ねこはもともとは隣んちの猫で、ちょくちょく私んちの庭に出没してはいたのだけど、
その頃、私んちにはあっち側の隣んちの猫(やぶにらみ系のアグリーなジンジャー、おまけに機嫌がいいと噛むという癖もあった)が居候していて、いつも追っ払われていた。
そのうちジンジャーはミステリアスに姿を消してしまうのだが、それから数日後、窓から家の中を覗き込んでたねこを招き入れたのが、私とねこの本格的なリレーションシップのはじまりだった。
よほど居心地がよかったのか、本当の家に戻らないから、隣の家のヒトがどなりこんでくるというようなこともあったけど、結局その隣の家のヒトに別居問題がもちあがり、知らない間に引っ越ししていて、晴れてねこは100%うちの猫に昇格。ねこは別にそんなことどうでもよかったようだけど。
うちの猫とはいっても、気にいってたのは庭のほうで、家のほうは『夜寝るところ』『猫缶が食べれるところ』くらいの位置づけだったのではないかと思う。私も庭にいるねこのほうが家にいるねこよりも気にいってた。家にいる時は普通の猫だったけど、外で見るとみちがえるほどの猫ぶりだったからだ。木に登ってる時の得意気な顔なんてホントほれぼれしたものだ。見られているとわかると、枝から枝へぴゅーんなんてこともしてくれたけど、次の日びっこをひきながら歩いてることもしばしばで、そういうところもかわいいなって思ったものだ。
7年ほど一緒に暮らしたころ、カナダへの引っ越しが決まり、いろいろ考えた末、ともだちのところに引き取ってもらうことにした。彼女の家のまわりも森のようできっとねこも気に入るだろうと思ったからだった。実際気に入ったようだったけど、一番気に入ったのはその家の長男だったようで、ところが猫アレルギーの彼女が遊びにきてる時は部屋に入れてもらえず、部屋の外でそれは悲しそうに鳴いていたらしい。
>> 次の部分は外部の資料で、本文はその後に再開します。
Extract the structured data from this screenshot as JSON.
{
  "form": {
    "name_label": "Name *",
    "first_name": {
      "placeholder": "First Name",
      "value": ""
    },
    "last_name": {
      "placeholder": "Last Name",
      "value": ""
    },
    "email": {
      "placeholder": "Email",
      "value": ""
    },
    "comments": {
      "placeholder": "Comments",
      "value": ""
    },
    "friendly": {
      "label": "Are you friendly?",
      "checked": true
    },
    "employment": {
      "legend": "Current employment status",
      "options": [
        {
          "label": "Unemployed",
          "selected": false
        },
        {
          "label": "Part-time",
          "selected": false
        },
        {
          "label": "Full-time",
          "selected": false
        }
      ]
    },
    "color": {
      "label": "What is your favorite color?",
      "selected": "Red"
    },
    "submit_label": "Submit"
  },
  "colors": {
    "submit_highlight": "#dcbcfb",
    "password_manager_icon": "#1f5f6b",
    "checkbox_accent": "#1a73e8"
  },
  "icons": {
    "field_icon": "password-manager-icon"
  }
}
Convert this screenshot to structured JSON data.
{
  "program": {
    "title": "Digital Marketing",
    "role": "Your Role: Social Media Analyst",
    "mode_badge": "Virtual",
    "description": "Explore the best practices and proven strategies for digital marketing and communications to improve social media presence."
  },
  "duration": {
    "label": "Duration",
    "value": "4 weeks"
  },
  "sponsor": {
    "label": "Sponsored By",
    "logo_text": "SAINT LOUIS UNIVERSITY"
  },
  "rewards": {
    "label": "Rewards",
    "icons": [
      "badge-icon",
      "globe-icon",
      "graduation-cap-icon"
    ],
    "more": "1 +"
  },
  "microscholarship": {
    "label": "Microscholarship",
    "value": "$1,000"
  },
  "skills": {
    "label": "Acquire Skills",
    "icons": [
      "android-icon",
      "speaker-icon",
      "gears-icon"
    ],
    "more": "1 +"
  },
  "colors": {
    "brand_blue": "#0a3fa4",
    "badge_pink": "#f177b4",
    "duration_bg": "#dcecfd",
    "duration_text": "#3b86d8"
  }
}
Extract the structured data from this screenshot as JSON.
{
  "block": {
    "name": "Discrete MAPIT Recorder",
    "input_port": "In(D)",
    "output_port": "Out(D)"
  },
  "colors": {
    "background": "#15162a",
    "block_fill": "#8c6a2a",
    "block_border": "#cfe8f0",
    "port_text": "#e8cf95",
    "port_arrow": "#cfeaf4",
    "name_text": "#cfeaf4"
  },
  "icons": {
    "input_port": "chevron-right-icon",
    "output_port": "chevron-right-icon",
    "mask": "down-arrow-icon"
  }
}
それでも入れてもらえないとわかると、ともだちの部屋にやってきて寝るらしいのだけど、いかにも「しょうがないからここで寝てあげるわ!」的な振る舞いなのよ、と、ともだちは言っていた。
もうそろそろ15歳。最近はさすがに老けたなーって顔をしてるけど、生活自体はそれほど変わっていないようだ。長生きしてね。